Выбрать главу

Биография диссидента — это своеобразный диалог с властью, реплики в котором берутся из определенного тезауруса, стихийно сложившегося к концу 1960-х. Для самого диссидента это — «парадигма протеста»: подпись под правозащитной петицией, текст, обращенный к отечественной или международной общественности, пресс-конференция для зарубежных корреспондентов, участие в митинге. Власть, в свою очередь, прибегает к «парадигме репрессии»: слежка, гласные и негласные обыски, увольнение с работы или исключение из вуза, вызов на допрос, арест, суд, лагерь или психиатрическая больница. Когда диалог достигает этой стадии, в дело идет специфический синтаксис борьбы в неволе: голодовка — карцер — голодовка — перевод на тюремный режим — голодовка — новое следствие и новый срок

— А в чем суть этого диалога?

— Спор о гражданской ответственности.

— Почему же, когда началась перестройка, среди демократов, пришедших к власти, собственно диссидентов не оказалось? В правительстве, в близости к президенту?

— По моим наблюдениям — не столько потому, что их «не допустили к власти», но, главным образом, потому, что они сами туда не особо рвались. Там ведь надо заниматься политикой, а подавляющему большинству из них это было абсолютно чуждо и неинтересно. Они в свое время «моделировали» не политическую жизнь в узком смысле слова, не борьбу за власть, а гражданскую активность. Между прочим, во всех порожденных ими политических проектах не оказалось ни одного, в котором бы досконально, шаг за шагом конструировалось переустройство государства.
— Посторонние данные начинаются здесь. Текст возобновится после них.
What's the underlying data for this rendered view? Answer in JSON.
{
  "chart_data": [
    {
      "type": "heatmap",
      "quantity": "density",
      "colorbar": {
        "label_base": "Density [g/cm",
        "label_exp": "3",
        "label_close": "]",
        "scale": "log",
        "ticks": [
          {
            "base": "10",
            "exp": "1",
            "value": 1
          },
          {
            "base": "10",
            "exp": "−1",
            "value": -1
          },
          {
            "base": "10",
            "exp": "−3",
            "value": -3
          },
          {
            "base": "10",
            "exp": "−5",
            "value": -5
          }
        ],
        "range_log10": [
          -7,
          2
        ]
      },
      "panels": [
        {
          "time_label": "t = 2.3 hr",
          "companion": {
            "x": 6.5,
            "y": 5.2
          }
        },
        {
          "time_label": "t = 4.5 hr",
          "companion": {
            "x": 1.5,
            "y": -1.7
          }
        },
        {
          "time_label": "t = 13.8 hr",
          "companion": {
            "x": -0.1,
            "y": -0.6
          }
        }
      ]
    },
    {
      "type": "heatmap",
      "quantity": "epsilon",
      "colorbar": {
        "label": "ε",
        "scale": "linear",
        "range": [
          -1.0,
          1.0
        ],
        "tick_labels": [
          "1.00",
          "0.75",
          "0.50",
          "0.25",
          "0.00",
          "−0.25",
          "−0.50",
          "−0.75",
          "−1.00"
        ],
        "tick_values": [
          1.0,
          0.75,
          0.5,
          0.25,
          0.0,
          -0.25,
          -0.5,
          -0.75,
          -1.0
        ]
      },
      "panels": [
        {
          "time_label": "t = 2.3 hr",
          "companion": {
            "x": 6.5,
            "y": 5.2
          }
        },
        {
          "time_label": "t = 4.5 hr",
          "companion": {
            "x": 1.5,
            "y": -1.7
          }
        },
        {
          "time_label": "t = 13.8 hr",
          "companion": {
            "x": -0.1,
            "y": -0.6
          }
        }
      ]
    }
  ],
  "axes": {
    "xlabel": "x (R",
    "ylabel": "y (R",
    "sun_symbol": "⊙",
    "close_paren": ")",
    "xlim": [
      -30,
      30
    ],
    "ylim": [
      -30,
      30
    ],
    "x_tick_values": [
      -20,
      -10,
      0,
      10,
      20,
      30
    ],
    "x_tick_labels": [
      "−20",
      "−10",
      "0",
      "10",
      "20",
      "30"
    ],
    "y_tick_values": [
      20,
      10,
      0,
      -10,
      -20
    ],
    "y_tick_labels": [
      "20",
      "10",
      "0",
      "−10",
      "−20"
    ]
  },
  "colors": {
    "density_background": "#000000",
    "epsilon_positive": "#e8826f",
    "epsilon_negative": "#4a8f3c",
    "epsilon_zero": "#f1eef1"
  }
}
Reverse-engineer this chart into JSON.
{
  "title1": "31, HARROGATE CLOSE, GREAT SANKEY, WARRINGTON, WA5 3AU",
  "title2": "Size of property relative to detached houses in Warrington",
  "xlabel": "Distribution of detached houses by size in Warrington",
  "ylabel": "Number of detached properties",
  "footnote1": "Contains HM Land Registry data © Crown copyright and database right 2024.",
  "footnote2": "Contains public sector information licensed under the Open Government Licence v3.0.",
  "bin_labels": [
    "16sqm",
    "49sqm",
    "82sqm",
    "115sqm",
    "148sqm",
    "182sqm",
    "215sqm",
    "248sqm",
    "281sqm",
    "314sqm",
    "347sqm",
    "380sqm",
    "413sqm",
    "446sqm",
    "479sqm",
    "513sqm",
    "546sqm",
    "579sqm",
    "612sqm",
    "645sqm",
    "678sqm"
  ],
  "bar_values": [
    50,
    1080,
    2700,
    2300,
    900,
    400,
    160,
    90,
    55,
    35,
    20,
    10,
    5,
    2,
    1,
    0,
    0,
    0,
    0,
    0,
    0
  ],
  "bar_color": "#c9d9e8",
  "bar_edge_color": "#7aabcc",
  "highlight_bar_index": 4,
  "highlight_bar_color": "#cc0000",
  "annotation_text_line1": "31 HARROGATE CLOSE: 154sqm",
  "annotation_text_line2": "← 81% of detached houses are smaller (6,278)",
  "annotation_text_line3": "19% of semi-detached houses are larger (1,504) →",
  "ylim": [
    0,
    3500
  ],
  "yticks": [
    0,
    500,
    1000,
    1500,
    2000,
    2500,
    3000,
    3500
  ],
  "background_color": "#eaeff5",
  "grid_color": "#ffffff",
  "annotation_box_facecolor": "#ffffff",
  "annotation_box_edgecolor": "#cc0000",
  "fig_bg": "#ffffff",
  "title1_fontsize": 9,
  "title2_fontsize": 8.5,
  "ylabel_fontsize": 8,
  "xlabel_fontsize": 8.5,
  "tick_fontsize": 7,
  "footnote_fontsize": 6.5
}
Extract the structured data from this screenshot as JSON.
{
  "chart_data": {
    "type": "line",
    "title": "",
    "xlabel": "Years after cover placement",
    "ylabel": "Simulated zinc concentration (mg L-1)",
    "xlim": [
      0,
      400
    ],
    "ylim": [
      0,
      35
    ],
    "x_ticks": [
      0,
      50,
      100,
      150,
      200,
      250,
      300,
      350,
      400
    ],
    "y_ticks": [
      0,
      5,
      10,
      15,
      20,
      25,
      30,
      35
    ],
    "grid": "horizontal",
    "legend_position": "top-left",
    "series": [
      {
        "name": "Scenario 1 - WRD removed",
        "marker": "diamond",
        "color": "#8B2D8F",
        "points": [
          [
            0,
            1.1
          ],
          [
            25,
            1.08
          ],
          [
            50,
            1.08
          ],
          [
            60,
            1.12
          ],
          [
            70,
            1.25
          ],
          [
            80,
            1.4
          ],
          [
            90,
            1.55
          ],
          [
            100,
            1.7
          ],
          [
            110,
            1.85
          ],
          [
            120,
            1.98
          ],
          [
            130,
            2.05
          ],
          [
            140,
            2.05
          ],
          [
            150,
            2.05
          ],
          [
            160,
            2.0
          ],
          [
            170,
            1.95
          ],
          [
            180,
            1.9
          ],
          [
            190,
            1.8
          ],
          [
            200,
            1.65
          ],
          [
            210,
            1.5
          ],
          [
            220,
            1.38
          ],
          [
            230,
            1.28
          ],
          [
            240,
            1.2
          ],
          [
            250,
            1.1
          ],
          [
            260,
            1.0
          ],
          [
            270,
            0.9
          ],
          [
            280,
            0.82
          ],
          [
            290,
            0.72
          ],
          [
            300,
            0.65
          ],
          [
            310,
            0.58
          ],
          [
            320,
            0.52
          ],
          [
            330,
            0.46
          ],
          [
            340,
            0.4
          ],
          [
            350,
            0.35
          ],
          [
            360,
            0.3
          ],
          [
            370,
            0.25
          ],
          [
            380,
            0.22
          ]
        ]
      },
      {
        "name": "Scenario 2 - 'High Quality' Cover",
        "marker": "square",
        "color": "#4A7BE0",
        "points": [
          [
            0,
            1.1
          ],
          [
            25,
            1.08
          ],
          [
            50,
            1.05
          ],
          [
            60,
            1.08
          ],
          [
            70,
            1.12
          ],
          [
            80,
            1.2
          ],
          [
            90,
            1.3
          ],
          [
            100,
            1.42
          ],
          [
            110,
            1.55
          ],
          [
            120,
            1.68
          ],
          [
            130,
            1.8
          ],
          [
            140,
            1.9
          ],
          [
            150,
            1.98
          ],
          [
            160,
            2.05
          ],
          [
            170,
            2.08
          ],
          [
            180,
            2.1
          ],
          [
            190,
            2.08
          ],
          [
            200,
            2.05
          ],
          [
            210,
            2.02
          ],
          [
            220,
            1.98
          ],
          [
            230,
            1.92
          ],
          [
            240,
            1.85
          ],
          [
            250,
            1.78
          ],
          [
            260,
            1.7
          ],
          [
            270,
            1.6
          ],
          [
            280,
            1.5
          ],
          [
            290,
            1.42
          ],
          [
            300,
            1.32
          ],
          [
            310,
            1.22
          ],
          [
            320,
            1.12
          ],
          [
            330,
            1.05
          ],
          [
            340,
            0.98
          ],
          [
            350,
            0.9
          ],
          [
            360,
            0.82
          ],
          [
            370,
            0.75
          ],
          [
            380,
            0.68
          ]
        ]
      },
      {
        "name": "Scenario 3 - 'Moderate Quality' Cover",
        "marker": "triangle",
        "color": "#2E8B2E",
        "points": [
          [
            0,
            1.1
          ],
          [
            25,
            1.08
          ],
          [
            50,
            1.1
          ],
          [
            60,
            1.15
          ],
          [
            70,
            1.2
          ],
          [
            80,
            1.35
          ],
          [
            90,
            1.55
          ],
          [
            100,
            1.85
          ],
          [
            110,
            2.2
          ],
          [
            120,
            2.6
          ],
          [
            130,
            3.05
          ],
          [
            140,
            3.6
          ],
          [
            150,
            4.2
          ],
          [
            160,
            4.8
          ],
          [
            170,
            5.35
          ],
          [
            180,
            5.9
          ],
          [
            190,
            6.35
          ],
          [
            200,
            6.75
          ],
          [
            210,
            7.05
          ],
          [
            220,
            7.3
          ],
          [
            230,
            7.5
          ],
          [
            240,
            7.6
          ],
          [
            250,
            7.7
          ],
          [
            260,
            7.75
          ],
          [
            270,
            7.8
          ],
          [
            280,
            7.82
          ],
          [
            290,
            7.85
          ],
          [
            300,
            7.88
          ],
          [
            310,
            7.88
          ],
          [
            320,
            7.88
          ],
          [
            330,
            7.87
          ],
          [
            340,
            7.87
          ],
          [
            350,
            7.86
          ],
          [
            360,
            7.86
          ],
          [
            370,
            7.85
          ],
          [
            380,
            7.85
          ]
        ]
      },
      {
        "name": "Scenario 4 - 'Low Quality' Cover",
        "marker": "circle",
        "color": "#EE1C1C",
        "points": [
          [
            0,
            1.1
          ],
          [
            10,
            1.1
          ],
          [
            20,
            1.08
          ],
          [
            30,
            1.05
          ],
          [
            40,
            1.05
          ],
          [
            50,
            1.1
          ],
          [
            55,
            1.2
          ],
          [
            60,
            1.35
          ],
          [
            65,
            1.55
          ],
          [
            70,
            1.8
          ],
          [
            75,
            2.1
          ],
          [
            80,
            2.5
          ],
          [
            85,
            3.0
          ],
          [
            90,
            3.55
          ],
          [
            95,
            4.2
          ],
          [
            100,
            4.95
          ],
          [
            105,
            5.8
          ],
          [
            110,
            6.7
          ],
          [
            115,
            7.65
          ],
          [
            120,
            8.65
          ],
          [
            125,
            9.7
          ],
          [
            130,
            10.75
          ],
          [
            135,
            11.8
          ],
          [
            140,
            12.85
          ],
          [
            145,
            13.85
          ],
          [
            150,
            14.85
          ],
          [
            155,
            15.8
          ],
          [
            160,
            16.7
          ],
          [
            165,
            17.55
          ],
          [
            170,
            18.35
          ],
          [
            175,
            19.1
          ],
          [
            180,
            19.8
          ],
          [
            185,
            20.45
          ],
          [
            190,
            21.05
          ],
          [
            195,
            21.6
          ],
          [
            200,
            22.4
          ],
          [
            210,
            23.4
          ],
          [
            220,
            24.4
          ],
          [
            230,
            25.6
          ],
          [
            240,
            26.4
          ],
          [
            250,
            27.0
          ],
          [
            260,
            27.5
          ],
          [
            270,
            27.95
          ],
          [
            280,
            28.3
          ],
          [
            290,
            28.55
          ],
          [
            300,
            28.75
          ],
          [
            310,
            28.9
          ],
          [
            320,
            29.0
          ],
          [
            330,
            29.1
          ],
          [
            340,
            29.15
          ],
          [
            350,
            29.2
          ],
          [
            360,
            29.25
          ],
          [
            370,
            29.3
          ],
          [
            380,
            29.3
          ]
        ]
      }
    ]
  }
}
Конституционный проект Сахарова — замечательно красивый, но слишком глобальный для конкретной политики. Российские диссиденты «родом» не из политики, а из интеллектуальной, в первую очередь, культурной жизни; а отторжение политики — характерная черта российских интеллектуалов. Кстати, в странах Прибалтики, на Украине, в Грузии, в Армении, где национальные диссидентские движения были существенно более политизированы, присутствие бывших диссидентов в современной политике гораздо заметнее; не говоря уж о Польше или Чехии.

— Но, в конечном счете, идея права, как такового, и даже идея прав человека в общественном сознании так и не укоренилась?

— Думаю, к середине 1980-х диссидентам удалось все-таки внести в массовое сознание и некое представление о правах человека, и идею гражданской ответственности. Но — как абстрактные ценности («дверь — имя существительное»); эти же ценности в качестве нормы гражданского поведения («дверь — имя прилагательное») оказались готовы воспринять немногие.

Мне кажется, принципы диссидентов — гласность, отторжение насилия, права человека, гражданская ответственность — были востребованы, главным образом, в годы горбачевской перестройки; но каждая из этих позиций была востребована разными группами и слоями общества по-разному. Основным медиатором этих принципов были либеральная интеллигенция, гуманитарии и естественники, то есть «ближний круг» классического диссидентства. В 1987 — 1991 годы именно эта группа бывших читателей «Хроники», почитателей Сахарова и Амальрика, хранителей (а иногда и анонимных авторов) самиздата поставляла обществу властителей дум: публицистов, деятелей «демократического движения», лидеров Московской трибуны и других радикально-демократических клубов, первых вождей «Демократической России». К этим «буревестникам» (таким, как Леонид Баткин, Юрий Карякин, Алесь Адамович) прислушивалась основная масса интеллигенции, рабочие лидеры в провинции и, до некоторой степени, «прорабы перестройки» — деятели горбачевской администрации. Что касается «всего населения», то трудно сказать, что из «даров свободы» это самое большинство готово было пусть пассивно, но поддержать, что просто принимало как данность, а что — скрепя сердце терпело.

Вы никогда не задумывались, почему в России демонтаж советского режима не принял такие формы, как, например, в Югославии или Закавказье? Почему нам удалось избежать второй Гражданской войны? Я, конечно, не хочу сказать, что это — результат влияния именно и исключительно диссидентской ментальности с ее отрицанием насилия: нежелание крови было в те годы общенациональной эмоцией. Но если бы среди общественных лидеров нашлись люди, готовые переступить через кровь во имя идеи — сохранения империи, разрушения империи, торжества демократии, торжества соборного духа русского народа etc., — заварушка могла бы начаться и вопреки нежеланию «масс». На рубеже 1980 —1990-х таких людей не нашлось: идеологи предпочли вести борьбу за свои идеалы, как тогда говорили, «в правовом поле». И это, как мне кажется, произошло не без влияния антиреволюционной проповеди диссидентов.